Ukraine-EU Association takes full effect

Ukraine-EU Association takes full effect

Ukraine-EU Association takes full effect

The Ukraine-EU Association Agreement takes full effect today, “an exceptionally important stage in bilateral relations,” Prime Minister Volodymyr Groysman said on his Facebook page. The Free Trade Area has been in effect for more than a year and a half, he said, during which the EU has become Ukraine’s main trading partner, making up 41% of Ukraine’s foreign trade. In 1H17, exports of goods and services to the EU grew 22.8% yoy, reaching USD 9.4 bln.

Jean-Claude Juncker, the European Commission president, issued a statement today congratulated the Ukrainian people for their efforts to achieve the Ukraine-EU Association Agreement. “I thank all those who made it possible: those who stood on the Maidan and those who are working hard to reform the country for the better. This is a day of celebration for our European continent,” Juncker said.

The Ukraine-EU Association Agreement was signed by Ukrainian President Petro Poroshenko in June 2014 after it was rejected in November 2013 by former Ukrainian President Viktor Yanukovych, an event that triggered the EuroMaidan revolt. In April 2016, Dutch citizens voted to reject the agreement, forcing EU leaders to find a compromise to satisfy its opponents in a separate addition to the document. However, experts said that most of the compromise points were already address in the agreement. It was finally ratified on July 11, 2017 by the EU Council after getting approval from all member-states.

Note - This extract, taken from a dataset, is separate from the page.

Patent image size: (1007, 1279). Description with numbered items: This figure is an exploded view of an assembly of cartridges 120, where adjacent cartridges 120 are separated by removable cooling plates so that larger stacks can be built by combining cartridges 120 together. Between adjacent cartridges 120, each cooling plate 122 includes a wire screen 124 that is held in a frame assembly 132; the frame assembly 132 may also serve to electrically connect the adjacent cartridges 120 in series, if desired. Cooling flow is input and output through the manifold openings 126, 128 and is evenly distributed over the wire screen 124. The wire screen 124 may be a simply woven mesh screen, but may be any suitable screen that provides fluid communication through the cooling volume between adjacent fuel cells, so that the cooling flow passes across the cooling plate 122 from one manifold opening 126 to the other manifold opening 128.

Zenon Zawada, Concorde Capital: The biggest benefit from the Association Agreement will be Ukraine’s gradual adoption of judiciary standards that will introduce rule of law to a country where it’s almost non-existent. This lack of rule of law has made Ukraine a very difficult place to invest and do business. The agreement consists of specific targets that will have to be implemented within a specific timetable. The agreement will also introduce higher standards to many other spheres of Ukrainian life, ranging from food safety to the banking sphere.

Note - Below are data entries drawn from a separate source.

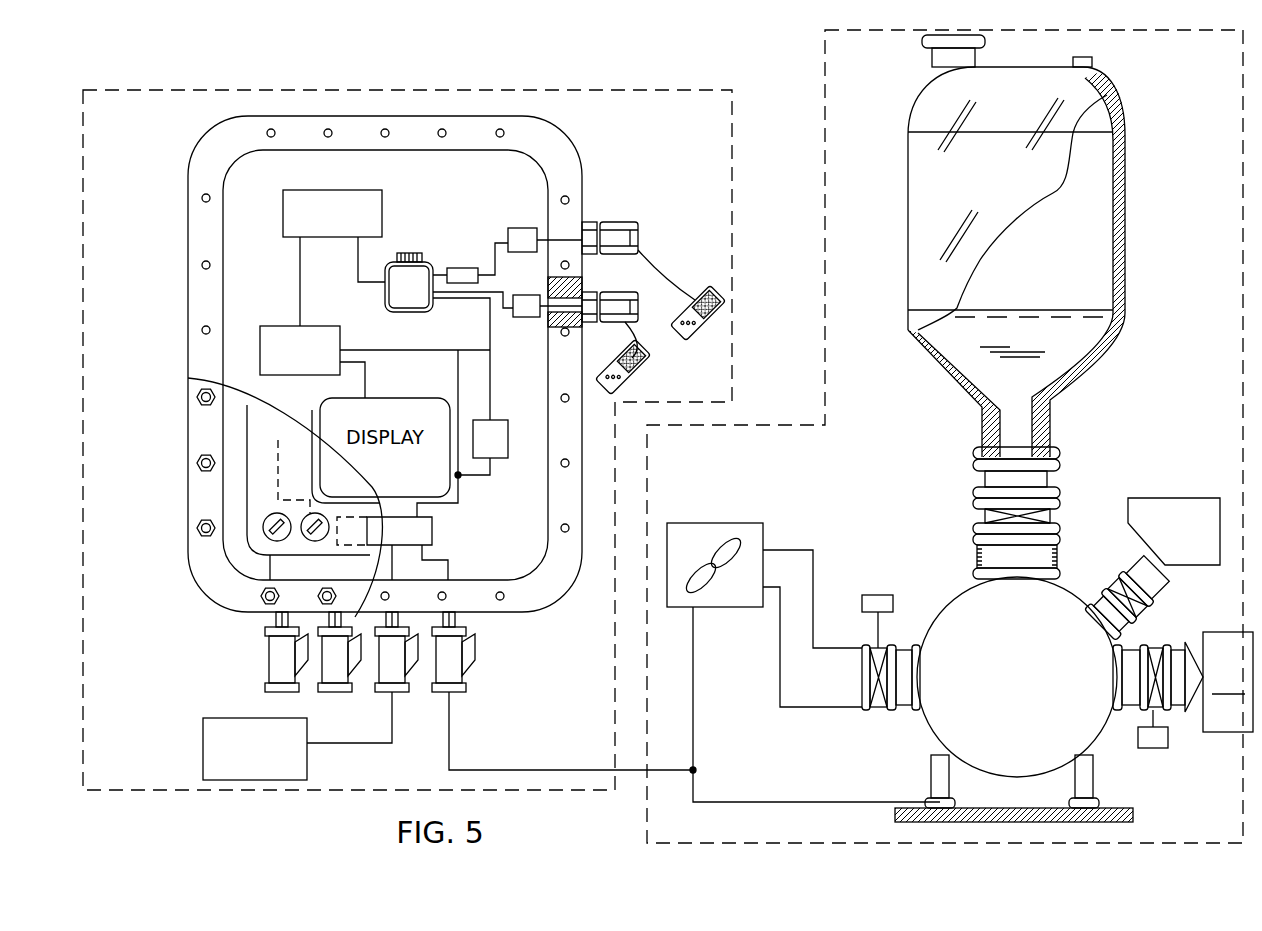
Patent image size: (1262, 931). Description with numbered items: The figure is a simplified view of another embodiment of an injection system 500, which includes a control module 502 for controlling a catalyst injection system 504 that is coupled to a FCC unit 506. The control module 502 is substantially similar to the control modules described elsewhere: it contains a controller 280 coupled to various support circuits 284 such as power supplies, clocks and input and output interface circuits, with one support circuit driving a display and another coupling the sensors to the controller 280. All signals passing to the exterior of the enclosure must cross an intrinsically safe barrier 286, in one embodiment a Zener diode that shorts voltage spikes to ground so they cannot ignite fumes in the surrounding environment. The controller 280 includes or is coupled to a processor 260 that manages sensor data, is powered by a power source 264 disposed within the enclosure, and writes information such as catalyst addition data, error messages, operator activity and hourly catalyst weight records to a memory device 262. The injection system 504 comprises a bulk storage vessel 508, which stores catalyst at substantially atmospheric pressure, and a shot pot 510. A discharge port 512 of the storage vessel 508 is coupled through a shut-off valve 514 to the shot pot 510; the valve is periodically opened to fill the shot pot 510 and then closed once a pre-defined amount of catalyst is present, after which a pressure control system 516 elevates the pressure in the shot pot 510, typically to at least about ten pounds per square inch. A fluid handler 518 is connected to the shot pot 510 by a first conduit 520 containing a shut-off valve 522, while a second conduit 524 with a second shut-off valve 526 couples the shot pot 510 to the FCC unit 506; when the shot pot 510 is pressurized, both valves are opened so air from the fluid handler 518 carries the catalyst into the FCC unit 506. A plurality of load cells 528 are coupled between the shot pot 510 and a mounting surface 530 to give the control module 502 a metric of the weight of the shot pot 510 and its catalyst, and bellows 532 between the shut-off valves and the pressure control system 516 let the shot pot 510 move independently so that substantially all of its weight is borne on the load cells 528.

The system 500 is at (355, 70).
The control module 502 is at (628, 90).
The catalyst injection system 504 is at (822, 205).
The FCC unit 506 is at (1228, 682).
The bulk storage vessel 508 is at (1130, 193).
The shot pot 510 is at (922, 602).
The discharge port 512 is at (1057, 440).
The shut-off valve 514 is at (1063, 510).
The pressure control system 516 is at (1180, 498).
The fluid handler 518 is at (700, 523).
The first conduit 520 is at (838, 712).
The shut-off valve 522 is at (872, 595).
The second conduit 524 is at (1170, 712).
The second shut-off valve 526 is at (1155, 645).
The load cells 528 is at (962, 800).
The mounting surface 530 is at (1132, 803).
The bellows 532 is at (977, 552).
The controller 280 is at (310, 190).
The support circuits 284 is at (312, 335).
The intrinsically safe barrier 286 is at (525, 228).
The processor 260 is at (405, 295).
The memory device 262 is at (408, 253).
The power source 264 is at (505, 445).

Legislating these standards won’t be nearly as difficult as finding the political will to enforce them. So far, President Poroshenko has demonstrated a lack of political will to introduce and enforce European standards to Ukrainian institutions, particularly the judiciary, which remains infected with corruption. So while the EU standards may be codified into law in the coming years, they won’t be felt by Ukrainians on a tangible basis for another decade. But at least the Ukrainian public got the ball rolling with their successful EuroMaidan revolt.